Hyperhidrosis

Definition/Description

May be generalised or localized excessive sweating. It is predominantly a subjective problem and perceptions of normal sweating vary considerably. 

Red Flag Symptoms

Consider underlying causes-see management section below. See websites below for other associated conditions. 

Guidelines on Management

General advice:

Wearing cotton socks and leather shoes, removing footwear when possible, keeping generally cooler, minimising spicy foods, hot drinks etc.

  • Rule out hormonal conditions e.g. menopause, diabetes, hyperthyroidism, endocrine causes e.g. phaeochromocytoma, acromegaly, hypoglycaemia.
  • Medication-induced causes: SSRIs, tricyclic antidepressants, opioids, ACE inhibitors.

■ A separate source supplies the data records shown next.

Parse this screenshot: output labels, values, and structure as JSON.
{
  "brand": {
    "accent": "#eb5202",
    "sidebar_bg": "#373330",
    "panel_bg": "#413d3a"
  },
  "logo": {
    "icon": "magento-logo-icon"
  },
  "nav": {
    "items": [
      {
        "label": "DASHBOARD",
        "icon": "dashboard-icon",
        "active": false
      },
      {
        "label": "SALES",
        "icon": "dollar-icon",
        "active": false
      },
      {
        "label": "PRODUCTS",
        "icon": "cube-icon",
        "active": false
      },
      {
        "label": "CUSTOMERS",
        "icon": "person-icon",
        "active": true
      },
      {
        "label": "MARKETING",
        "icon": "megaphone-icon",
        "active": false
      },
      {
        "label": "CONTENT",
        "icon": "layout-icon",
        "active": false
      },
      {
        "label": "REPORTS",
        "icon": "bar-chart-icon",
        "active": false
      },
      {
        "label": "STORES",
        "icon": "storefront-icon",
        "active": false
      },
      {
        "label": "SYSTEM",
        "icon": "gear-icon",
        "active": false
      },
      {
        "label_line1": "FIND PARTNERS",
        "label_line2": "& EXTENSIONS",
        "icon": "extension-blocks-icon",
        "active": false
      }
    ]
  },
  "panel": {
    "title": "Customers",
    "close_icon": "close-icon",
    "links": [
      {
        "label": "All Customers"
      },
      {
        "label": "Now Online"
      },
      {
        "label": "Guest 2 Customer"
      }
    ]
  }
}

Generalised Hyperhidrosis:

  • First line- slow-release oxybutynin (lyrinel XL) starting at 5mg, increasing in 5mg increments to a maximum of 20mg od
  • Anticholinergic drugs such as propantheline,hyoscine butylbromide 5mg up to tds, increase to 10mg tds if needed (warn re anticholinergic side effects),
  • B-blockers- if anxiety is a significant precipitant eg propranolol.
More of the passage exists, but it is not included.